E la vettura va. Nous traversons des films et le département (me semble-t-il) de l’Aveyron : bocage sec sur hauts plateaux.Le film mettait en scène des voitures très vulgaires, qi s’exprimaient avec des voix de comics, et l’on voyait le pare-choc avant s’ouvrir et se fermer comme un clape pour imiter mécaniquement la bouche qui parle. Une halte promenative (il y en a tant !) nous fait descendre en pente raide sur les parois d’(un entonnoir géologique : le Trou de Bozouls ? Comment se fait-il que nous apercevions déjà, remontant la descente et traversant une bourgade à mi-pente, la cathédrale de Rodez ? Faut-il poursuivre notre remontée, ou redescendre tout au fond de l’entonnoir, afin de rejoindre Notre-Dame de l’Assomption ? Arrêt à l’ombre. Dépliage de carte, inventé par un dingue serviable, mais dingue. En levant les yeux, rien de mieux : « Pons », dans les deux directions – prononcer « ponts » - en Charente-Maritime, « 20km » - ah ?

 

54 01 26

Le véhicule est un cheval, un prolongement, un doux ronflement, qui m’aurait tant plu pour vivre, entre deux logis de fortune, mais j’ai eu peur, ensuivant mes désirs, de m’exalter jusqu’à la folie ; ma folie est venue par un autre chemin, celui de la crainte immobile. Ainsi j’ai vécu. Ainsi n’ai-je effleuré que le midi des Pays-Bas, d’Axel à Maastricht. Mes paysages sont des rangs de jeunes gens et filles, plus au moins sagement attentifs, guettant le trait d’esprit et la grasse vanne insatiablement mêlés à notre enseignement. Un cours sur le climat , het klimaat van Nederland ? Une carte murale fera l’affaire, là, au sommet de l’armoire (attention – poussière) – où j’ai planqué mon porte-monnaie l’autre jour.

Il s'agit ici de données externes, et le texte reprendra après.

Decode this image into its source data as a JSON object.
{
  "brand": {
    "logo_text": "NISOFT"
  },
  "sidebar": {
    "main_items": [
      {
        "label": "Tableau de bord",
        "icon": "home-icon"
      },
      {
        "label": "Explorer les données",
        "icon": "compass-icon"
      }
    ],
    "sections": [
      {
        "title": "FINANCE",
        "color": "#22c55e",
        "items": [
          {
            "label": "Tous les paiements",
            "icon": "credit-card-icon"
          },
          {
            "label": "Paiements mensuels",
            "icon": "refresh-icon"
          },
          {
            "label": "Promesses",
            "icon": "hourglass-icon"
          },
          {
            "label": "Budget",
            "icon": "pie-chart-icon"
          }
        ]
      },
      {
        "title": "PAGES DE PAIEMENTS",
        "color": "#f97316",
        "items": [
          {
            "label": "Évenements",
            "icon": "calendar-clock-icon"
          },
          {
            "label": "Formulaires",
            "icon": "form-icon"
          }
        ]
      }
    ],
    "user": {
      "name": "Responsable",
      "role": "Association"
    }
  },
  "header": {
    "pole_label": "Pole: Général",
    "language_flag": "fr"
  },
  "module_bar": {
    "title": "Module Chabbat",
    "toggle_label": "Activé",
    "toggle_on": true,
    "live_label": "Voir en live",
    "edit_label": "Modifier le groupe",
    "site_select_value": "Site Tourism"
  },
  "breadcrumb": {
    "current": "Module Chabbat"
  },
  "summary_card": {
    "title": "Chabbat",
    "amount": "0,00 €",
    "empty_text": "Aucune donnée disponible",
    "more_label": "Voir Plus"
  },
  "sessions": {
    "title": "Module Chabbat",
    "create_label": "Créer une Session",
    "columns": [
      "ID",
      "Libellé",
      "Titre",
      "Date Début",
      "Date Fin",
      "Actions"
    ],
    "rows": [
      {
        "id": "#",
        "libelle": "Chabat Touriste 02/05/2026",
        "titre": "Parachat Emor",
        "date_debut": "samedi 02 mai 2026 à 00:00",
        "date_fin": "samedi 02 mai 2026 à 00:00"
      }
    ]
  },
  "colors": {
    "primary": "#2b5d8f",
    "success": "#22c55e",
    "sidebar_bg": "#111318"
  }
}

Bien ce que je pensais : un potache m’a repéré, je ne retrouve dans ma main qu’une poignée de pièces pousiéreuses, que je fourre, vu de dos, dans ma poche. D’autres cartes se gondolent entre ane armoire et le mur de droite : agriculture, densité de peuplement, “point culminant le Vaalserberg 322m à la frontière belge”, Plus loin, une caisse-cagnotte vide. Des étudiants me sautent dessus, pensant que je viens de la vider. Je tiens encore toute la monnaie dans mon poing. Le ton monte. Annie me défend. Un étudiant veut m'arracher mon fric. Je lui boufferais bien le crâne mais cela me répugne d'imaginer ses os, sa cervelle et son sang sous mes dents. Je parviens non sans mal à me retirer. Cette séquence se déroulait au fond d'une grande salle de permanence bourrée d'étudiants, des garçons.